A large part of the cells in the human body carry a small antenna on their surface, a so-called cilium, which receives signals from the cell’s surroundings. Researchers have now discovered a protein, CEP128, at the base of the antenna, which regulates the antenna’s ability to translate specific signals inside the cell.
In fact, the protein appears to be crucial to the development of vital organs in the body. In a new study published in the scientific journal Cell Reports a team of researchers from the University of Copenhagen and the University of Southern Denmark shows that if the gene coding for this protein is inactive it causes severe malformations in zebrafish.
‘We knew that something in the cells’ antennas regulated these cell signals. But we now know that this protein plays a main role in balancing the signal in such a way that the organs during the body’s earliest stage of development develop correctly. At least in zebrafish, where inactivity of the gene leads to severe malformations of the heart, among other things’, says Professor Lars Allan Larsen from the Department of Cellular and Molecular Medicine.

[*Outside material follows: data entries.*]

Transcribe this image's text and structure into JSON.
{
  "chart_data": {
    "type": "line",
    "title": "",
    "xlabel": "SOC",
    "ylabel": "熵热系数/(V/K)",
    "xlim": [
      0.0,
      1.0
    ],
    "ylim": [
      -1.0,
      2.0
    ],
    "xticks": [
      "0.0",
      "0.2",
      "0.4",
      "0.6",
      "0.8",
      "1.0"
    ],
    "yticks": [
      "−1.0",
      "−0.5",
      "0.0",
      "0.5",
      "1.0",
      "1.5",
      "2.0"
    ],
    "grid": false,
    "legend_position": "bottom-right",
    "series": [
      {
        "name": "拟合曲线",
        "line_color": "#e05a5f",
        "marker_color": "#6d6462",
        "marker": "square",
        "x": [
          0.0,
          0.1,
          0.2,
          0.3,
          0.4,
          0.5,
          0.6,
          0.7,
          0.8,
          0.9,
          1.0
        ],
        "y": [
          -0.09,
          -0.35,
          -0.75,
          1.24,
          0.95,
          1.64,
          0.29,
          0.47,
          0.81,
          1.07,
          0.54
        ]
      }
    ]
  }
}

Human Cells Show Similar Effect
It is the so-called TGF-beta signalling which, the researchers have now learned, is regulated by the protein. This signalling controls a series of critical cellular processes in the body, both during the development of the fetus and in adult life.

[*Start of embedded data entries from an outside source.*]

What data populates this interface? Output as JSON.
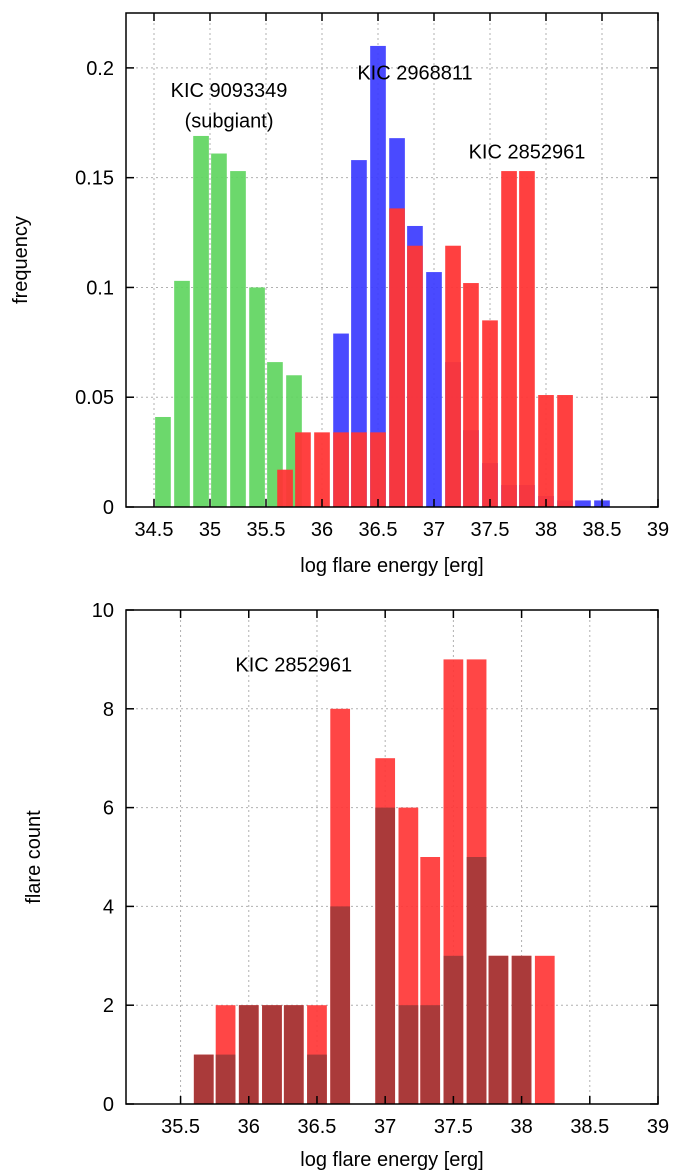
{
  "chart_data": [
    {
      "type": "bar",
      "xlabel": "log flare energy [erg]",
      "ylabel": "frequency",
      "xlim": [
        34.25,
        39
      ],
      "ylim": [
        0,
        0.225
      ],
      "xticks": [
        34.5,
        35,
        35.5,
        36,
        36.5,
        37,
        37.5,
        38,
        38.5,
        39
      ],
      "xtick_labels": [
        "34.5",
        "35",
        "35.5",
        "36",
        "36.5",
        "37",
        "37.5",
        "38",
        "38.5",
        "39"
      ],
      "yticks": [
        0,
        0.05,
        0.1,
        0.15,
        0.2
      ],
      "ytick_labels": [
        "0",
        "0.05",
        "0.1",
        "0.15",
        "0.2"
      ],
      "bin_width": 0.1667,
      "grid": true,
      "series": [
        {
          "color": "#5fd55f",
          "x": [
            34.58,
            34.75,
            34.92,
            35.08,
            35.25,
            35.42,
            35.58,
            35.75
          ],
          "values": [
            0.041,
            0.103,
            0.169,
            0.161,
            0.153,
            0.1,
            0.066,
            0.06
          ]
        },
        {
          "color": "#3b3bff",
          "x": [
            36.0,
            36.17,
            36.33,
            36.5,
            36.67,
            36.83,
            37.0,
            37.17,
            37.33,
            37.5,
            37.67,
            37.83,
            38.0,
            38.17,
            38.33,
            38.5
          ],
          "values": [
            0.0,
            0.079,
            0.158,
            0.21,
            0.168,
            0.128,
            0.107,
            0.066,
            0.035,
            0.02,
            0.01,
            0.01,
            0.005,
            0.003,
            0.003,
            0.003
          ]
        },
        {
          "color": "#ff3636",
          "x": [
            35.67,
            35.83,
            36.0,
            36.17,
            36.33,
            36.5,
            36.67,
            36.83,
            37.0,
            37.17,
            37.33,
            37.5,
            37.67,
            37.83,
            38.0,
            38.17,
            38.33
          ],
          "values": [
            0.017,
            0.034,
            0.034,
            0.034,
            0.034,
            0.034,
            0.136,
            0.119,
            0.0,
            0.119,
            0.102,
            0.085,
            0.153,
            0.153,
            0.051,
            0.051,
            0.0
          ]
        }
      ],
      "annotations": [
        {
          "text": "KIC 9093349",
          "x": 35.17,
          "y": 0.19
        },
        {
          "text": "(subgiant)",
          "x": 35.17,
          "y": 0.176
        },
        {
          "text": "KIC 2968811",
          "x": 36.83,
          "y": 0.198
        },
        {
          "text": "KIC 2852961",
          "x": 37.83,
          "y": 0.162
        }
      ]
    },
    {
      "type": "bar",
      "xlabel": "log flare energy [erg]",
      "ylabel": "flare count",
      "xlim": [
        35.1,
        39
      ],
      "ylim": [
        0,
        10
      ],
      "xticks": [
        35.5,
        36,
        36.5,
        37,
        37.5,
        38,
        38.5,
        39
      ],
      "xtick_labels": [
        "35.5",
        "36",
        "36.5",
        "37",
        "37.5",
        "38",
        "38.5",
        "39"
      ],
      "yticks": [
        0,
        2,
        4,
        6,
        8,
        10
      ],
      "ytick_labels": [
        "0",
        "2",
        "4",
        "6",
        "8",
        "10"
      ],
      "bin_width": 0.1667,
      "grid": true,
      "series": [
        {
          "color": "#ff3636",
          "x": [
            35.67,
            35.83,
            36.0,
            36.17,
            36.33,
            36.5,
            36.67,
            36.83,
            37.0,
            37.17,
            37.33,
            37.5,
            37.67,
            37.83,
            38.0,
            38.17
          ],
          "values": [
            1,
            2,
            2,
            2,
            2,
            2,
            8,
            0,
            7,
            6,
            5,
            9,
            9,
            3,
            3,
            3
          ]
        },
        {
          "color": "#a33a3a",
          "x": [
            35.67,
            35.83,
            36.0,
            36.17,
            36.33,
            36.5,
            36.67,
            36.83,
            37.0,
            37.17,
            37.33,
            37.5,
            37.67,
            37.83,
            38.0,
            38.17
          ],
          "values": [
            1,
            1,
            2,
            2,
            2,
            1,
            4,
            0,
            6,
            2,
            2,
            3,
            5,
            3,
            3,
            0
          ]
        }
      ],
      "annotations": [
        {
          "text": "KIC 2852961",
          "x": 36.33,
          "y": 8.9
        }
      ]
    }
  ]
}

The researchers hope that more knowledge of cell signalling may ultimately lead to treatments preventing cells during fetal development from behaving incorrectly, causing malformations of the heart and other vital organs. They have not come this far yet, though, and so far they are trying to learn more about the cellular mechanisms behind the signalling.
In the new study the researchers also demonstrate the effect in human cells. They have examined the significance of the protein to cell cultures and discovered that a lack of CEP128 causes poor signalling in the cilium, as in zebrafish.
Cooperation Between Several Areas of Expertise
The study is the result of a close cooperation between Professor [M1] Lars Allan Larsen from the Faculty of Health and Medical Sciences and Associate Professor Lotte B. Pedersen and Professor Søren Tvorup Christensen from the Faculty of Science at the University of Copenhagen as well as Professor Jens S. Andersen from the University of Southern Denmark.
It is well-known that defects in the cells’ antennas can cause birth defects and diseases in adulthood, and new knowledge of the causes of these conditions is therefore important for the development of new forms of treatment for patients with cell antenna defects.
‘This study is a good example of what we can achieve through cross-disciplinary cooperation. None of the three research groups would have had the facilities or expertise to succeed with this research alone’, says Lotte Bang Pedersen and Søren Tvorup Christensen, who expect the group to make new discoveries about the function of cell antennas in a similar way in the future.